As we consider the stability component, our body requires stability in a localized perspective surrounding each joint, but we often are functioning in a global movement pattern and thus requiring stability through entire chains of joints through the entire body. Lacking stability through one joint in the entire chain can give rise to injuries not only at that one joint itself, but can affect and compromise joints and tissues up and down that active chain. As you begin to lose stability through one area, the other areas through that chain build tension, creating abnormal stressors and a variable of other potential issues. 

It is important to not only address the joint and stability on a localized scale, but to expand that view into the connections and associations of all our joints and tissues through the entire system of our body and our movement patterns.
Movement Assessments

Healthy movement is based on real-world situational biomechanics and is defined by the ability to move the body with proper muscle and joint function for efficient, pain-free movement. Movements take place in multi-planes of motion with the use of multiple joints, which place demand on the body’s core musculature and innervation.
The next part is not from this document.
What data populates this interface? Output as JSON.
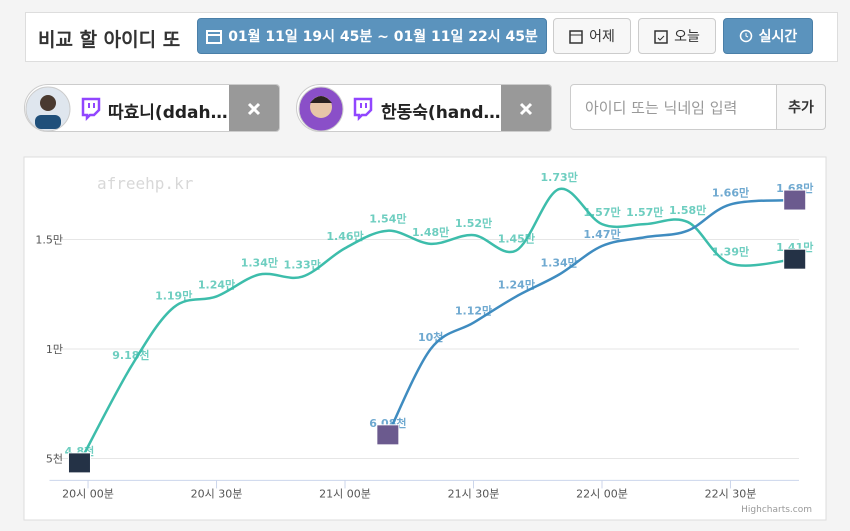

These movements require the firing of multiple muscle groups in various positions, ranges of motion and varying intensity to achieve a common goal.  The two main methods we use to assess healthy movement are the Functional Movement Screen (FMS) and the Selective Functional Movement Assessment (SFMA).
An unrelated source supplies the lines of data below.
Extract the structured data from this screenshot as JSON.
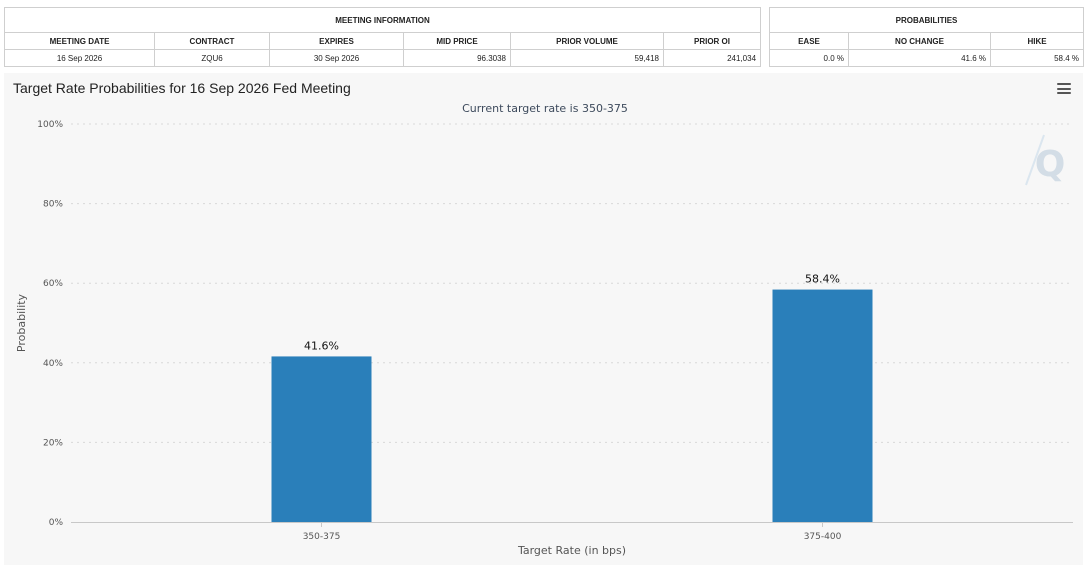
{
  "meeting_info": {
    "group_title": "MEETING INFORMATION",
    "headers": [
      "MEETING DATE",
      "CONTRACT",
      "EXPIRES",
      "MID PRICE",
      "PRIOR VOLUME",
      "PRIOR OI"
    ],
    "row": [
      "16 Sep 2026",
      "ZQU6",
      "30 Sep 2026",
      "96.3038",
      "59,418",
      "241,034"
    ]
  },
  "probabilities": {
    "group_title": "PROBABILITIES",
    "headers": [
      "EASE",
      "NO CHANGE",
      "HIKE"
    ],
    "row": [
      "0.0 %",
      "41.6 %",
      "58.4 %"
    ]
  },
  "colors": {
    "bar": "#2a7fba",
    "panel_bg": "#f7f7f7",
    "grid": "#d8d8d8"
  },
  "icons": {
    "menu": "hamburger-menu-icon",
    "watermark": "q-logo-icon"
  },
  "watermark_text": "Q",
  "chart_data": {
    "type": "bar",
    "title": "Target Rate Probabilities for 16 Sep 2026 Fed Meeting",
    "subtitle": "Current target rate is 350-375",
    "xlabel": "Target Rate (in bps)",
    "ylabel": "Probability",
    "categories": [
      "350-375",
      "375-400"
    ],
    "values": [
      41.6,
      58.4
    ],
    "data_labels": [
      "41.6%",
      "58.4%"
    ],
    "ylim": [
      0,
      100
    ],
    "yticks": [
      0,
      20,
      40,
      60,
      80,
      100
    ],
    "ytick_labels": [
      "0%",
      "20%",
      "40%",
      "60%",
      "80%",
      "100%"
    ],
    "grid": true,
    "legend": "none"
  }
}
There are similarities and differences between the two screening procedures. Both the FMS and SFMA provide a complementary means to assess cause and effect, in addition to providing a rationale for continuing care beyond the treatment of symptoms. The purpose of the FMS is predictive; assessing risk and discovering pain in movement patterns. The purpose of the SFMA is to assess the patient who is already in pain and to discover regional movement dysfunctions that cause local symptoms. The SFMA addresses the critical issue of regional interdependence.

The Functional Movement Screen (FMS) is an innovative system developed to evaluate movement pattern quality in healthy individuals.  The FMS can help prevent injuries before they occur by identifying risk factors.  What sets the FMS apart from other screenings — say, for posture or flexibility — is its focus on dynamic movement.  The FMS is comprised of seven movement tests that require a balance of mobility and stability and will quickly demonstrate limitations and asymmetries in basic movement patterns. Muscle tightness/weakness, previous injuries, or bad posture are examples of factors contributing to dysfunctional movement, which increases an individual’s risk of injury and impairs his or her ability to perform. We use the FMS not just to identify but also correct functional limitations by improving durability, flexibility, physical capacity and movement competency.
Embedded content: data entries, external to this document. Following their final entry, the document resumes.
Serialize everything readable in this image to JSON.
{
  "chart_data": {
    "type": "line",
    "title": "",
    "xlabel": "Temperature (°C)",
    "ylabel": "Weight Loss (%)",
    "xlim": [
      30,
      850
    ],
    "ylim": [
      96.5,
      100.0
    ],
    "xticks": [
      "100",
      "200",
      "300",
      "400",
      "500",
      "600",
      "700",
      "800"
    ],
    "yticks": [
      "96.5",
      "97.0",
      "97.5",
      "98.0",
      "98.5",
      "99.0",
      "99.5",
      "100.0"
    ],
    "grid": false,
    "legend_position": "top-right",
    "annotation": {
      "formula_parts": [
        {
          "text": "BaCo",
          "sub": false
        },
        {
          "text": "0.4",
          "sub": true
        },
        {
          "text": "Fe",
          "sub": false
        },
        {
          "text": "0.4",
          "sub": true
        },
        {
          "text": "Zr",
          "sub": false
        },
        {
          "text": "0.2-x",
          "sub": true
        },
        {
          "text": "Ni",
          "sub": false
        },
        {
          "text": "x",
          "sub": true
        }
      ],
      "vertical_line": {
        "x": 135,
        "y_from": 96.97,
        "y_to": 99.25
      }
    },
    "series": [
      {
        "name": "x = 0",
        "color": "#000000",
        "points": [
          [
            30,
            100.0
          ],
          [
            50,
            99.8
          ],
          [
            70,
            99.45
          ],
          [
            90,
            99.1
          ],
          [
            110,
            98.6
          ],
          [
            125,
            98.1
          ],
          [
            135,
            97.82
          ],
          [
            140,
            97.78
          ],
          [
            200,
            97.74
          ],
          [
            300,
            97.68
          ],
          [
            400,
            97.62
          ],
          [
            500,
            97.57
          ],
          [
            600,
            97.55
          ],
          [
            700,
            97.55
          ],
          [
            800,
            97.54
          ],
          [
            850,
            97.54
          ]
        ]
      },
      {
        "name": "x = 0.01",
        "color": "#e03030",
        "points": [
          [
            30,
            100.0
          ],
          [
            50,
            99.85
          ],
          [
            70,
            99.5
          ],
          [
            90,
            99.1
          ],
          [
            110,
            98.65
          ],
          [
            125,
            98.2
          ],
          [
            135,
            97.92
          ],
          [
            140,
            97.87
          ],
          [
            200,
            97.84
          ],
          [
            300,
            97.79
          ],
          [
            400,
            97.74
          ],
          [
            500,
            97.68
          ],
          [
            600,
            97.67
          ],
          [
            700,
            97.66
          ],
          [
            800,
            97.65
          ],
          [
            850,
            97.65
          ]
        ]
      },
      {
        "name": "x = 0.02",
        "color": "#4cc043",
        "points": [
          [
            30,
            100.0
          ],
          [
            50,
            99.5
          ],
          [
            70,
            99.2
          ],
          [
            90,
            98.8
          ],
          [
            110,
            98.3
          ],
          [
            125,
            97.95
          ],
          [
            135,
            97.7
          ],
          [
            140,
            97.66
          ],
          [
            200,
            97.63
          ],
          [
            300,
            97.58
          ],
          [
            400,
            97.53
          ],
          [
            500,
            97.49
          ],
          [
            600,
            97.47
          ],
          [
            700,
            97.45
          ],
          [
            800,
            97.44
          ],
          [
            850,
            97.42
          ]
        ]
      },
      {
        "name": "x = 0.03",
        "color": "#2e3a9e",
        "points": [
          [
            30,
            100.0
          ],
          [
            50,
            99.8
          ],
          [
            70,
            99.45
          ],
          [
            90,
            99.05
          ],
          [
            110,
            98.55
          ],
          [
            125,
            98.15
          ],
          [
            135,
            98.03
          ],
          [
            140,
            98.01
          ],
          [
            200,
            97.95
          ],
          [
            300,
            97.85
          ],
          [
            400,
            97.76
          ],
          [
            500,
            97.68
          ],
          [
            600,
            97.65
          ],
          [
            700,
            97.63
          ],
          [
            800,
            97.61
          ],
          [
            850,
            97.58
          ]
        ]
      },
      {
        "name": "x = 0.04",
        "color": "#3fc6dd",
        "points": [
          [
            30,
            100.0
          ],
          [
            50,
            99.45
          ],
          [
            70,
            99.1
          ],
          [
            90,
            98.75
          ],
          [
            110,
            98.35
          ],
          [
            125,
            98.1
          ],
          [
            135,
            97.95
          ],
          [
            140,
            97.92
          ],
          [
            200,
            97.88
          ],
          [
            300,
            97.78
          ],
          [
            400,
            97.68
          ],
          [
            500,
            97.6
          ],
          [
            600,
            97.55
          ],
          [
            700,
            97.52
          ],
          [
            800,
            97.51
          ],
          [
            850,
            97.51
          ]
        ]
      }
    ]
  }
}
The Selective Functional Movement Assessment (SFMA) is the method utilized when pain is present.   The SFMA also assesses how a person moves, but its purpose is to specifically identify restrictions of joints as well as stability and coordination issues throughout the entire body. The SFMA views the body as a functional unit, making connections through the entire kinetic chain as to the cause of a person’s pain and presenting complaint. Once identified, we can then focus on specific areas of dysfunction and create individualized treatment protocols tailored to each person and the cause of their pain.